Nissan proves electric cars can go uphill with Pikes Peak win

Nissan has erased all doubts about the ability of an electric car to go uphill with a win at the 89th running of the Pikes Peak International Hill Climb. Nissan became the first time winner in the inaugural season for the Electric Production Class with a run up the side of Pikes Peaks’ 12.42 mile course in 14 minutes 33 seconds in a specially prepared LEAF driven by veteran Nissan off-road truck racing champion Chad Hord.

“The LEAF was great fun to drive up the mountain” said Hord. “With the instant torque from the electric motor we were able to jump out of the many slow corners and the performance was very consistent from the bottom to the top since the electric motor wasn’t affected by the high altitude near the summit like the gasoline powered cars.”

The 12.42 mile course has 156 turns and begins at 9,390 feet and finishes at the 14,110 foot summit of Pikes Peak. As the drivers climb toward the summit, the thin air slows the reflexes and saps the muscle strength of drivers who are not use to working at the higher altitude. The thin air also robs internal combustion engines of up to 30% of their power by the time they reach the summit while robbing nothing from a car that is powered by electricity.

You would think that going up the side of a mountain would not be something an electric car would excel at. However, thinning air does not starve an electric engine like it does a gas or diesel motor. Advantage Nissan LEAF, with LEAF’s electric motor not feeling the impact of the thin air and its electric motor producing the same amount of power at the bottom of the mountain as it does at the summit the LEAF was running at full power when it crossed the finish line.

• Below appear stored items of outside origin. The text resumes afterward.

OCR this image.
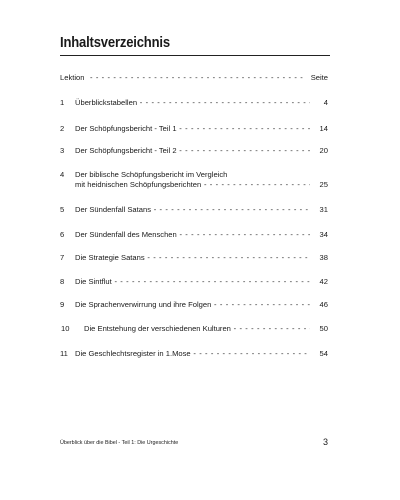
Inhaltsverzeichnis
Lektion - - -	Seite
1 Überblickstabellen - - -	4
2 Der Schöpfungsbericht - Teil 1 - - -	14
3 Der Schöpfungsbericht - Teil 2 - - -	20
4 Der biblische Schöpfungsbericht im Vergleich
mit heidnischen Schöpfungsberichten - - -	25
5 Der Sündenfall Satans - - -	31
6 Der Sündenfall des Menschen - - -	34
7 Die Strategie Satans - - -	38
8 Die Sintflut - - -	42
9 Die Sprachenverwirrung und ihre Folgen - - -	46
10 Die Entstehung der verschiedenen Kulturen - - -	50
11 Die Geschlechtsregister in 1.Mose - - -	54
Überblick über die Bibel - Teil 1: Die Urgeschichte	3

Feeding off its battery and not combustion, the LEAF zipped from corner to corner in near silence other than the sound of squealing tires and the high pitched sound of a warning beeper installed at the request of the race organizers to warn spectators, workers and the occasional wondering wildlife that call Pikes Peak home. The LEAF comes from the factory with a pedestrian warning system that makes an annoying sound up to about 30 miles per hour but since Nissan apparently feels that when the LEAF travels faster than 30 miles per hour any pedestrian standing in a fast moving LEAF’s way will be out of luck warning sound or no warning sound. The folks who run the Pikes Peak event figured out the LEAF running up the mountain would reach speeds greater than 30 mph so a supplemental system was added to warn those along the course that it was approaching.

Since the competitors can only practice a third of the run at a time during the week leading up to the race, the final run was the first time Chad and the LEAF had completed the entire race distance in a single run. “The Nissan LEAF and Chad both performed flawlessly this week” said Ron Stukenberg, senior manager, Marketing Communications, Motorsports. “This was an innovative way to demonstrate that 100 percent electric vehicles perform very well in highly demanding situations like the Pikes Peak International Hill Climb.”

Electric cars have a long way to go before the driving masses accept them. Demonstrations like Nissan’s LEAF running up the side of Pikes Peak brings that acceptance just a little closer to reality.